Over the last 5 years, the price of new wind power in the US has dropped 58% and the price of new solar power has dropped 78%. Utility-scale solar in the West and Southwest is now at times cheaper than new natural gas plants. Even after removing the federal solar Investment Tax Credit of 30%, a recent New Mexico solar deal is priced at 6 cents / kwh. By contrast, new natural gas electricity plants have costs between 6.4 to 9 cents per kwh, according to the EIA.
(Score: 1, Insightful) by Anonymous Coward on Monday May 25 2015, @04:05AM
Dunno, but maintenance on a solid-state device like a solar panel has got to be near zero. Probably just wiping the dust off.
I'd bet maintenance costs on anything using fossil fuels is at least an order of magnitude higher.
(Score: 2) by HiThere on Monday May 25 2015, @07:15PM
FWIW, solar cells *do* wear out. I'm not sure how long it takes, and I'm rather sure it's different for different technologies. (I suspect that any that use dyes will wear out more quickly...but does that mean 10 years or 30?)
OTOH, you don't need to replace the whole installation just because a few cells wear out. You replace one panel, take it to the shop to fix it (replace the failing cells), and then use it to replace another.
Storage is more critical. At this point there doesn't seem to *be* a really good solution, and many acceptable solutions are site-specific. The article claims that there are good choices, but....well, I'm not sure I believe it. I think it may be overselling.
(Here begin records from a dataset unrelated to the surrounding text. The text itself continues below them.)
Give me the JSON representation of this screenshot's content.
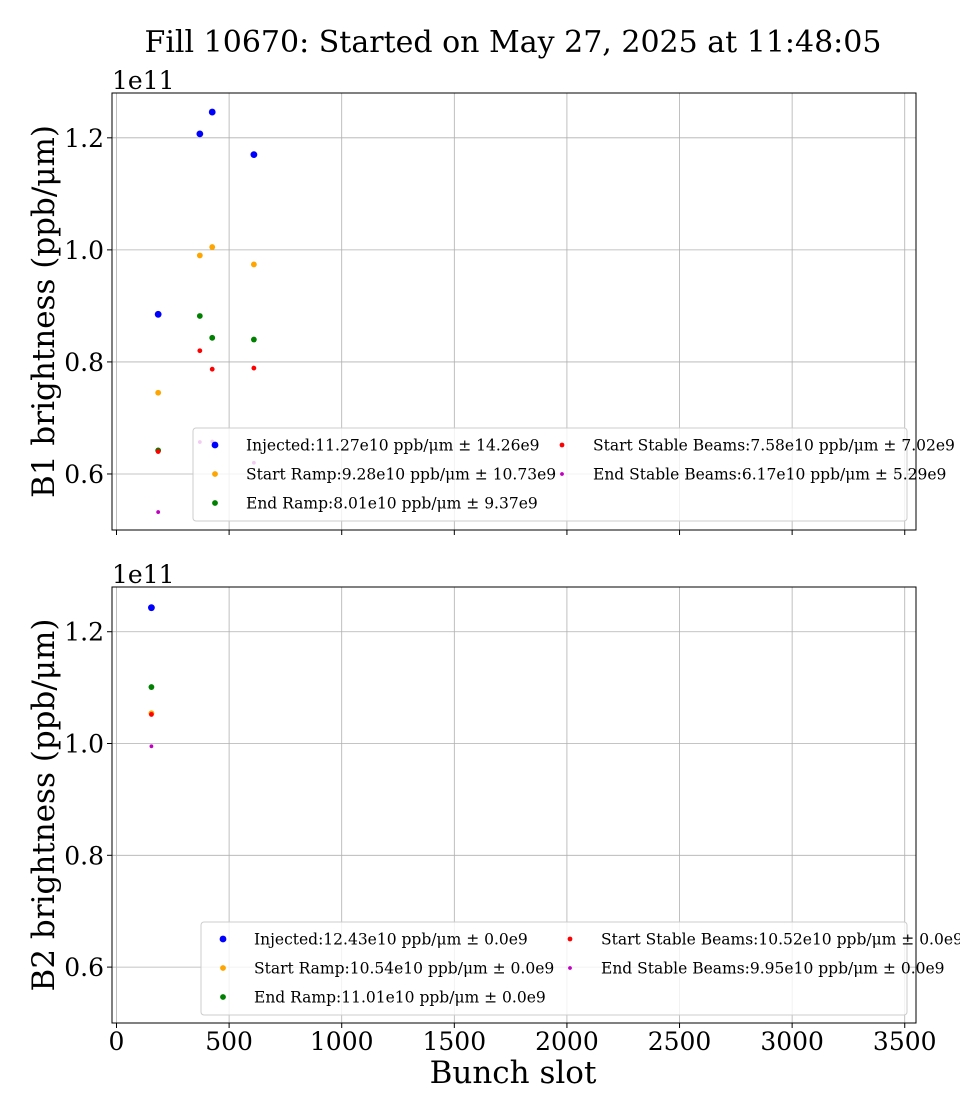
{
  "figure": {
    "title": "Fill 10670: Started on May 27, 2025 at 11:48:05",
    "xlabel": "Bunch slot"
  },
  "colors": {
    "Injected": "#0000ff",
    "Start Ramp": "#ffa500",
    "End Ramp": "#008000",
    "Start Stable Beams": "#ff0000",
    "End Stable Beams": "#bf00bf"
  },
  "chart_data": [
    {
      "type": "scatter",
      "ylabel": "B1 brightness (ppb/μm)",
      "y_offset_label": "1e11",
      "xlim": [
        -20,
        3550
      ],
      "ylim": [
        50000000000.0,
        128000000000.0
      ],
      "x_ticks": [
        0,
        500,
        1000,
        1500,
        2000,
        2500,
        3000,
        3500
      ],
      "x_tick_labels": [
        "0",
        "500",
        "1000",
        "1500",
        "2000",
        "2500",
        "3000",
        "3500"
      ],
      "x_tick_labels_visible": false,
      "y_ticks": [
        60000000000.0,
        80000000000.0,
        100000000000.0,
        120000000000.0
      ],
      "y_tick_labels": [
        "0.6",
        "0.8",
        "1.0",
        "1.2"
      ],
      "grid": true,
      "legend_placement": "lower-right",
      "legend_columns": 2,
      "series": [
        {
          "name": "Injected",
          "color": "#0000ff",
          "marker_size": 6,
          "legend": "Injected:11.27e10 ppb/μm ± 14.26e9",
          "x": [
            185,
            370,
            425,
            610
          ],
          "y": [
            88500000000.0,
            120700000000.0,
            124600000000.0,
            117000000000.0
          ]
        },
        {
          "name": "Start Ramp",
          "color": "#ffa500",
          "marker_size": 5,
          "legend": "Start Ramp:9.28e10 ppb/μm ± 10.73e9",
          "x": [
            185,
            370,
            425,
            610
          ],
          "y": [
            74500000000.0,
            99000000000.0,
            100500000000.0,
            97400000000.0
          ]
        },
        {
          "name": "End Ramp",
          "color": "#008000",
          "marker_size": 5,
          "legend": "End Ramp:8.01e10 ppb/μm ± 9.37e9",
          "x": [
            185,
            370,
            425,
            610
          ],
          "y": [
            64200000000.0,
            88200000000.0,
            84300000000.0,
            84000000000.0
          ]
        },
        {
          "name": "Start Stable Beams",
          "color": "#ff0000",
          "marker_size": 4,
          "legend": "Start Stable Beams:7.58e10 ppb/μm ± 7.02e9",
          "x": [
            185,
            370,
            425,
            610
          ],
          "y": [
            64000000000.0,
            82000000000.0,
            78700000000.0,
            78900000000.0
          ]
        },
        {
          "name": "End Stable Beams",
          "color": "#bf00bf",
          "marker_size": 3,
          "legend": "End Stable Beams:6.17e10 ppb/μm ± 5.29e9",
          "x": [
            185,
            370,
            425,
            610
          ],
          "y": [
            53200000000.0,
            65700000000.0,
            65800000000.0,
            62000000000.0
          ]
        }
      ]
    },
    {
      "type": "scatter",
      "ylabel": "B2 brightness (ppb/μm)",
      "y_offset_label": "1e11",
      "xlabel": "Bunch slot",
      "xlim": [
        -20,
        3550
      ],
      "ylim": [
        50000000000.0,
        128000000000.0
      ],
      "x_ticks": [
        0,
        500,
        1000,
        1500,
        2000,
        2500,
        3000,
        3500
      ],
      "x_tick_labels": [
        "0",
        "500",
        "1000",
        "1500",
        "2000",
        "2500",
        "3000",
        "3500"
      ],
      "x_tick_labels_visible": true,
      "y_ticks": [
        60000000000.0,
        80000000000.0,
        100000000000.0,
        120000000000.0
      ],
      "y_tick_labels": [
        "0.6",
        "0.8",
        "1.0",
        "1.2"
      ],
      "grid": true,
      "legend_placement": "lower-right",
      "legend_columns": 2,
      "series": [
        {
          "name": "Injected",
          "color": "#0000ff",
          "marker_size": 6,
          "legend": "Injected:12.43e10 ppb/μm ± 0.0e9",
          "x": [
            155
          ],
          "y": [
            124300000000.0
          ]
        },
        {
          "name": "Start Ramp",
          "color": "#ffa500",
          "marker_size": 5,
          "legend": "Start Ramp:10.54e10 ppb/μm ± 0.0e9",
          "x": [
            155
          ],
          "y": [
            105400000000.0
          ]
        },
        {
          "name": "End Ramp",
          "color": "#008000",
          "marker_size": 5,
          "legend": "End Ramp:11.01e10 ppb/μm ± 0.0e9",
          "x": [
            155
          ],
          "y": [
            110100000000.0
          ]
        },
        {
          "name": "Start Stable Beams",
          "color": "#ff0000",
          "marker_size": 4,
          "legend": "Start Stable Beams:10.52e10 ppb/μm ± 0.0e9",
          "x": [
            155
          ],
          "y": [
            105200000000.0
          ]
        },
        {
          "name": "End Stable Beams",
          "color": "#bf00bf",
          "marker_size": 3,
          "legend": "End Stable Beams:9.95e10 ppb/μm ± 0.0e9",
          "x": [
            155
          ],
          "y": [
            99500000000.0
          ]
        }
      ]
    }
  ]
}
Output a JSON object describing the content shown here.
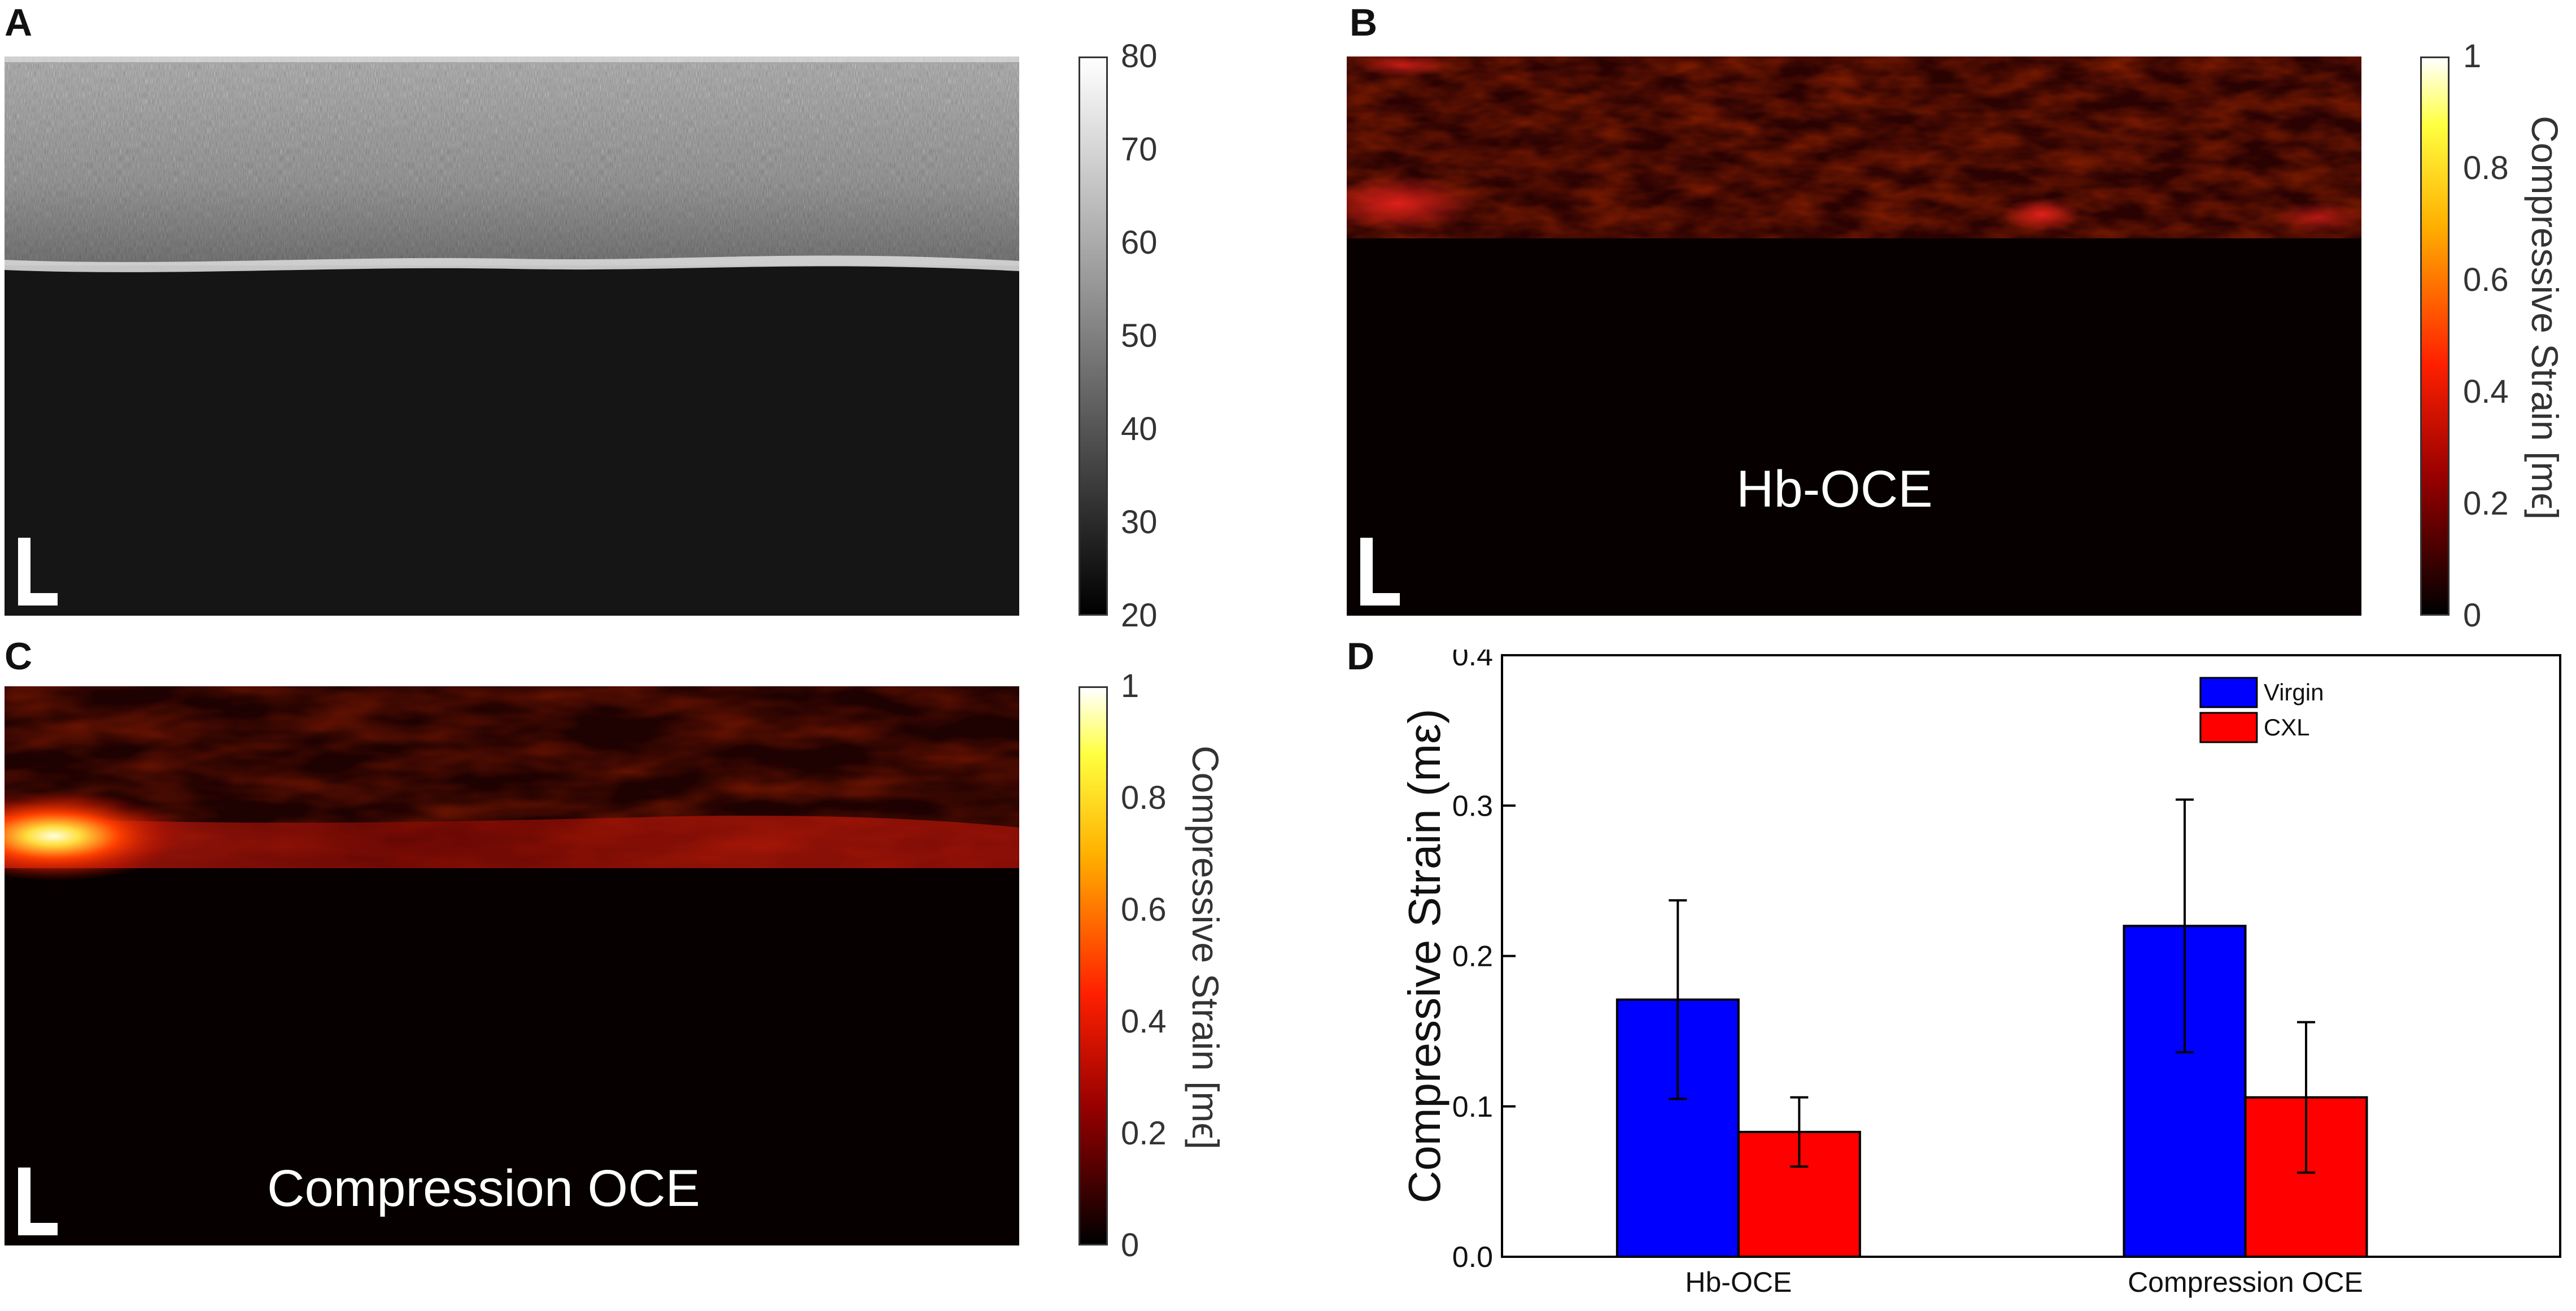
{
  "panels": {
    "A": {
      "letter": "A",
      "scale_marker": "L",
      "colorbar": {
        "ticks": [
          "80",
          "70",
          "60",
          "50",
          "40",
          "30",
          "20"
        ],
        "colormap": "gray"
      }
    },
    "B": {
      "letter": "B",
      "scale_marker": "L",
      "overlay_label": "Hb-OCE",
      "colorbar": {
        "ticks": [
          "1",
          "0.8",
          "0.6",
          "0.4",
          "0.2",
          "0"
        ],
        "label": "Compressive Strain [mϵ]",
        "colormap": "hot"
      }
    },
    "C": {
      "letter": "C",
      "scale_marker": "L",
      "overlay_label": "Compression OCE",
      "colorbar": {
        "ticks": [
          "1",
          "0.8",
          "0.6",
          "0.4",
          "0.2",
          "0"
        ],
        "label": "Compressive Strain [mϵ]",
        "colormap": "hot"
      }
    },
    "D": {
      "letter": "D"
    }
  },
  "chart_data": {
    "type": "bar",
    "categories": [
      "Hb-OCE",
      "Compression OCE"
    ],
    "series": [
      {
        "name": "Virgin",
        "color": "#0000ff",
        "values": [
          0.171,
          0.22
        ],
        "errors": [
          0.066,
          0.084
        ]
      },
      {
        "name": "CXL",
        "color": "#ff0000",
        "values": [
          0.083,
          0.106
        ],
        "errors": [
          0.023,
          0.05
        ]
      }
    ],
    "title": "",
    "xlabel": "",
    "ylabel": "Compressive Strain (mε)",
    "ylim": [
      0,
      0.4
    ],
    "yticks": [
      "0.0",
      "0.1",
      "0.2",
      "0.3",
      "0.4"
    ],
    "grid": false,
    "legend": "top-right"
  }
}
Javascript is what you use to allow unknown third parties to run software you have no idea about on your computer.
(Score: 1, Informative) by Anonymous Coward on Monday May 25 2015, @09:21PM
> FWIW, solar cells *do* wear out. I'm not sure how long it takes,
All modern solar panels are guaranteed to produce at least 80% of their rated capacity at 25 years of age. [energyinformative.org]
Actual in the field results [nrel.gov] seem to be better than that.
(Score: 2) by kaszz on Tuesday May 26 2015, @07:59AM
According to a quick look in the above document the solar cells degrade with approximately 0.5% per year. The time in years it takes to degrade to 80% compared to when new is:
years = log(0.80) / log(1-.005) = 44 years
The amount of degradation at a specific year is:
Lost capacity in part of full (1) is: 1-(1-.005)^year
Ie after 44 years 1-pow(1-.005,44) = 0.20 of full capacity has been lost.
And these calculations is a rule of thumb, statistics.